Una sentenza della corte federale tedesca, equivalente alla nostra Cassazione, ha messo la parola fine ad una vicenda che vedeva protagonista il motore di ricerca di Google.
I giudici si sono dovuti esprimere a proposito delle lamentele di un imprenditore che, digitando il suo nome e cognome nel motore di ricerca di Google, aveva visto affiancate le parole “truffa” e “scientology“. I due termini, che l’imprenditore ha ritenuto non solo falsi ma anche diffamatori (e quindi lesivi del suo onore, della sua immagine e della sua reputazione), venivano automaticamente consigliati dal servizio “Autocomplete” di Google (precedentemente conosciuto col nome di Google Suggest), sotto forma di “ricerca correlata”.
Autocomplete, com’è noto, permette di semplificare le ricerche offrendo indicazioni sulle interrogazioni più frequentemente inviate dagli utenti, riduce gli errori di ortografia (nella casella di ricerca di Google compaiono le parole chiave nella forma corretta) e consente l’introduzione più rapida delle informazioni (non serve più digitare l’intera query ma è possibile scegliere tra quelle proposte).

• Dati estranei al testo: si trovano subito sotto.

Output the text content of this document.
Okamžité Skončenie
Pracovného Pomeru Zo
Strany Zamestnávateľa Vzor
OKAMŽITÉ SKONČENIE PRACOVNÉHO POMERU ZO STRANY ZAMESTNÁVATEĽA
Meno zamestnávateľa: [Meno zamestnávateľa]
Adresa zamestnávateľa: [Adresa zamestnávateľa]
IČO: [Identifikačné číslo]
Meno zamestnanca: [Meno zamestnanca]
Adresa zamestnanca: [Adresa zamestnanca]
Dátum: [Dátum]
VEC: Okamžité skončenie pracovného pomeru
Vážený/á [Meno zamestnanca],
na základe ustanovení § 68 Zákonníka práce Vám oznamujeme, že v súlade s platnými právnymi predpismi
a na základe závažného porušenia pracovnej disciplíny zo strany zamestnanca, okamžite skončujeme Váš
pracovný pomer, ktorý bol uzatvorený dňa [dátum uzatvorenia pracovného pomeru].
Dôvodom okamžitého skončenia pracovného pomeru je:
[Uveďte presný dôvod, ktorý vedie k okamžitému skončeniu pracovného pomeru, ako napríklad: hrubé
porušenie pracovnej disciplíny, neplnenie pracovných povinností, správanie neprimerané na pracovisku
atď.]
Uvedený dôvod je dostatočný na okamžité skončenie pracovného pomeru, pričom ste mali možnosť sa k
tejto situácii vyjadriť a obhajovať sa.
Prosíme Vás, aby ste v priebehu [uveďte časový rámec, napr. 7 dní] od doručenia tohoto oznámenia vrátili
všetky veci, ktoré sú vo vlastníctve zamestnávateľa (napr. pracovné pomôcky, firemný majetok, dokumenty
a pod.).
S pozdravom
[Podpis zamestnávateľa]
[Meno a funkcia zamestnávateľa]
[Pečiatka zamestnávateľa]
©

Così come avevano i sentenziato i togati del Tribunale di Milano nel 2011, anche la Germania ha imposto a Google di eliminare immediatamente “l’accostamento” dei termini ingiuriosi al nome dell’imprenditore denunciante specificando però che la società di Mountain View non è tenuta ad un controllo a priori delle informazioni proposte agli utenti.
La decisione tedesca, sulla falsa riga di quella presa dai giudici italiani tempo fa, si attiene alle disposizioni europee che dispensano l'”intermediario della comunicazione” dall’effettuare controlli ex ante e dall’imporre filtri. Viene quindi accolta la tesi di Google come ha sempre descritto Autocomplete come uno strumento automatizzato, basato su un algoritmo che tiene esclusivamente conto delle interrogazioni precedentemente poste in essere dagli altri utenti del motore di ricerca.
Google non deve quindi assolutamente modificare gli algoritmi alla base del funzionamento di Autocomplete ma deve limitarsi ad intervenire a posteriori eliminando accostamenti tra parole “scomode” come quelli denunciati dall’imprenditore tedesco.
Anche l’ex first lady tedesca, Bettina Wulff, aveva avviato una vertenza legale contestando a Google l’associazione del suo nome con alcuni termini legati alla prostituzione. Il procedimento era stato sospeso in attesa del pronunciamento della Cassazione: a questo punto, anche il caso Wulff dovrebbe incanalarsi sulla stessa via e concludersi positivamente per entrambe le parti.